Set # | #/molbits | Description | Molbits |
---|---|---|---|
0 | 16 | train | 0, 1, 2, 3, 4, 5, 6, 7, 8, 9, 10, 11, 12, 13, 14, 15 |
1 | 16 | train | 16, 17, 18, 19, 20, 21, 22, 23, 24, 25, 26, 27, 28, 29, 30, 31 |
2 | 16 | train | 32, 33, 34, 35, 36, 37, 38, 39, 40, 41, 42, 43, 44, 45, 46, 47 |
3 | 16 | train | 48, 49, 50, 51, 52, 53, 54, 55, 56, 57, 58, 59, 60, 61, 62, 63 |
4 | 16 | train | 64, 65, 66, 67, 68, 69, 70, 71, 72, 73, 74, 75, 76, 77, 78, 79 |
5 | 16 | train | 80, 81, 82, 83, 84, 85, 86, 87, 88, 89, 90, 91, 92, 93, 94, 95 |
6 | 48 | test | 0, 1, 2, 3, 4, 5, 6, 7, 16, 17, 18, 19, 20, 21, 22, 23, 32, 33, 34, 35, 36, 37, 38, 39, 48, 49, 50, 51, 52, 53, 54, 55, 64, 65, 66, 67, 68, 69, 70, 71, 80, 81, 82, 83, 84, 85, 86, 87 |
7 | 48 | test | 8, 9, 10, 11, 12, 13, 14, 15, 24, 25, 26, 27, 28, 29, 30, 31, 40, 41, 42, 43, 44, 45, 46, 47, 56, 57, 58, 59, 60, 61, 62, 63, 72, 73, 74, 75, 76, 77, 78, 79, 88, 89, 90, 91, 92, 93, 94, 95 |
8 | 48 | test | 0, 1, 2, 3, 8, 9, 10, 11, 16, 17, 18, 19, 24, 25, 26, 27, 32, 33, 34, 35, 40, 41, 42, 43, 52, 53, 54, 55, 60, 61, 62, 63, 68, 69, 70, 71, 76, 77, 78, 79, 84, 85, 86, 87, 92, 93, 94, 95 |
9 | 15 | reorder from IDT | 6, 9, 13, 23, 43, 51, 64, 76, 89, 91, 11, 29, 37, 44, 67 |
10 | 52 | MISL tag | 1, 4, 5, 7, 9, 12, 15, 17, 19, 22, 23, 25, 28, 29, 32, 35, 37, 38, 39, 40, 43, 45, 46, 50, 51, 52, 54, 57, 62, 63, 65, 66, 67, 68, 69, 70, 73, 75, 76, 78, 79, 80, 81, 83, 85, 86, 87, 88, 89, 90, 92, 93 |
Run name | Molbit set in this run | Molbit set(s) previously on this flowcell | Description |
---|---|---|---|
08_09_2019_run_01 | 0 | training data | |
08_13_2019_run_02 | 1 | 0 | training data |
08_13_2019_run_03 | 2 | 0, 1 | training data |
08_15_2019_run_02 | 4 | training data | |
08_15_2019_run_03 | 5 | 4 | training data |
08_16_2019_run_01 | 3 | 4, 5 | training data |
08_28_2019_run_01 | 6 | test tag | |
08_30_2019_run_01 | 7 | 6 | test tag |
09_05_2019_run_02 | 8 | test tag | |
09_06_2019_run_01 | 9 | 8 | reorder from IDT (5-5-5 mix) |
10_11_19_run_02 | 10 | MISL tag | |
12_16_19_run_01 | 10 | dehydrated tag | |
01_21_20_run_01 | 10 | dehydrated tag, 4 weeks |
Contains the evolutionary model.
Also contains the method used to create sets of molbits that are easier to label when multiplexed (i.e., that are more distinct on average than the full set of 96). This is not the absolute optimally distinct set of sequences, but rather a quick & dirty way to produce sets that are distinct enough to reduce labeling collisions.

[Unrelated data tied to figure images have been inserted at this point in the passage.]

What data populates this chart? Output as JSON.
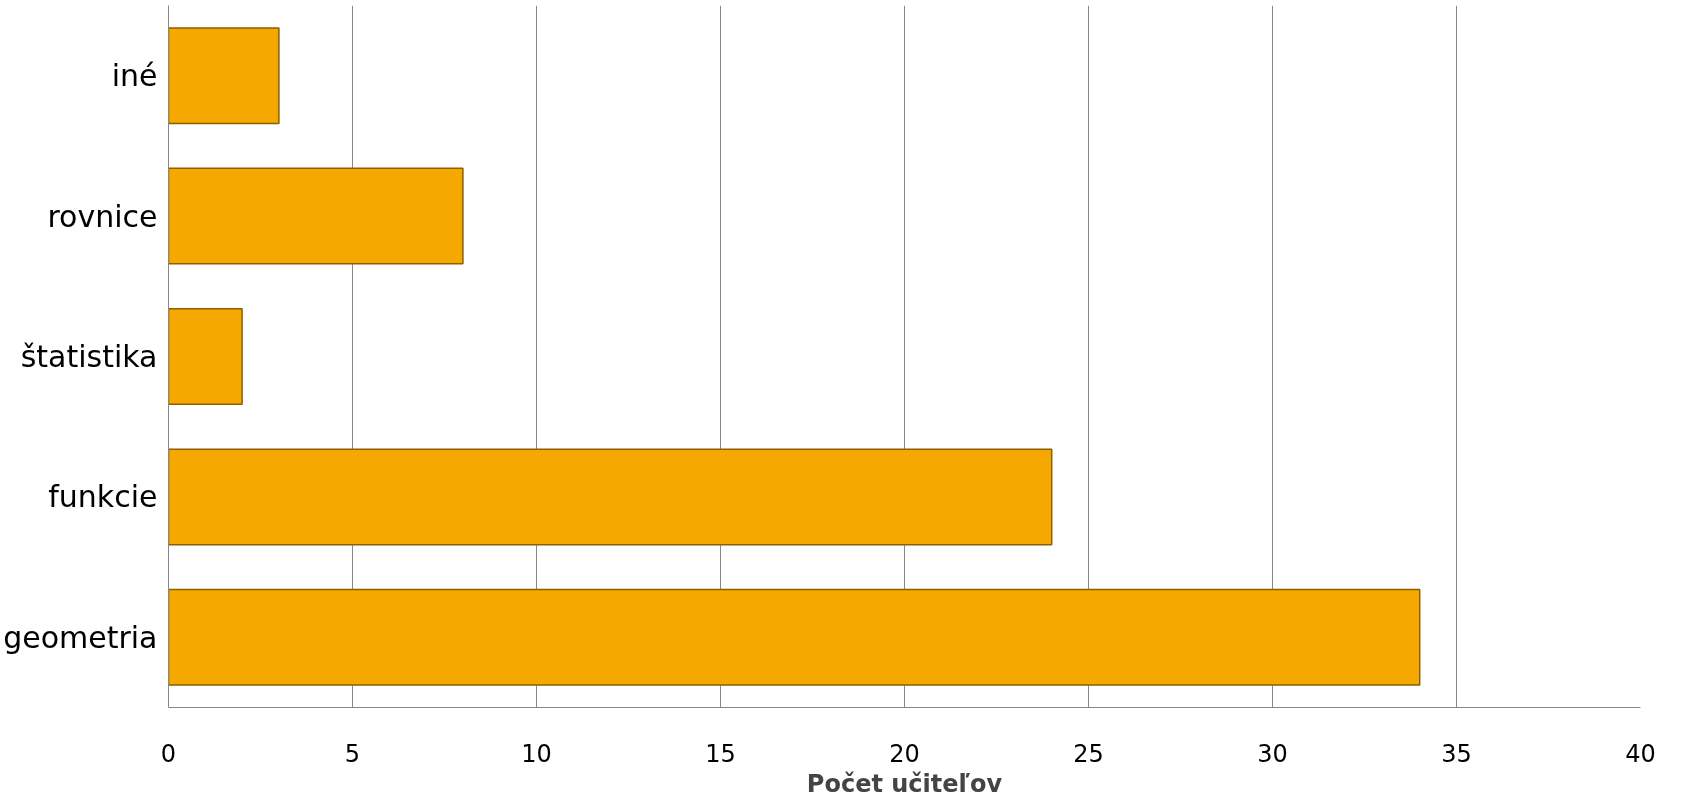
{
  "chart_data": {
    "type": "bar",
    "orientation": "horizontal",
    "xlabel": "Počet učiteľov",
    "categories": [
      "iné",
      "rovnice",
      "štatistika",
      "funkcie",
      "geometria"
    ],
    "values": [
      3,
      8,
      2,
      24,
      34
    ],
    "color": "#f5a900",
    "xlim": [
      0,
      40
    ],
    "xticks": [
      0,
      5,
      10,
      15,
      20,
      25,
      30,
      35,
      40
    ],
    "grid": "x"
  }
}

We basecalled our training data using guppy (GPU version).
We use sequence alignment to label data.
Through this process, we record the best aligned score, the best molbit, and whether the molbit passed a score filter. This is then used as input to the training process.
Model definition & training:
Predictions on labeled (via sequences) and unlabeled data: molbit_classification_v4
See the separate readme for this section.
End-to-end decoding. Just give it some fast5 files and decode.
To replicate this analysis, you'll need to manually replace the input files in the top of the file. These are all produced by previous steps in the pipeline; however, we managed this input automatically by pulling data from a spreadsheet used to track experiments and their related files. Since it's no fun to have a mystery data structure as input to a function (which you then have to reverse-engineer), I've shown the structure of the inputs in random_sampled_misl_tag_precalculated.ipynb so you can fit this to your own system.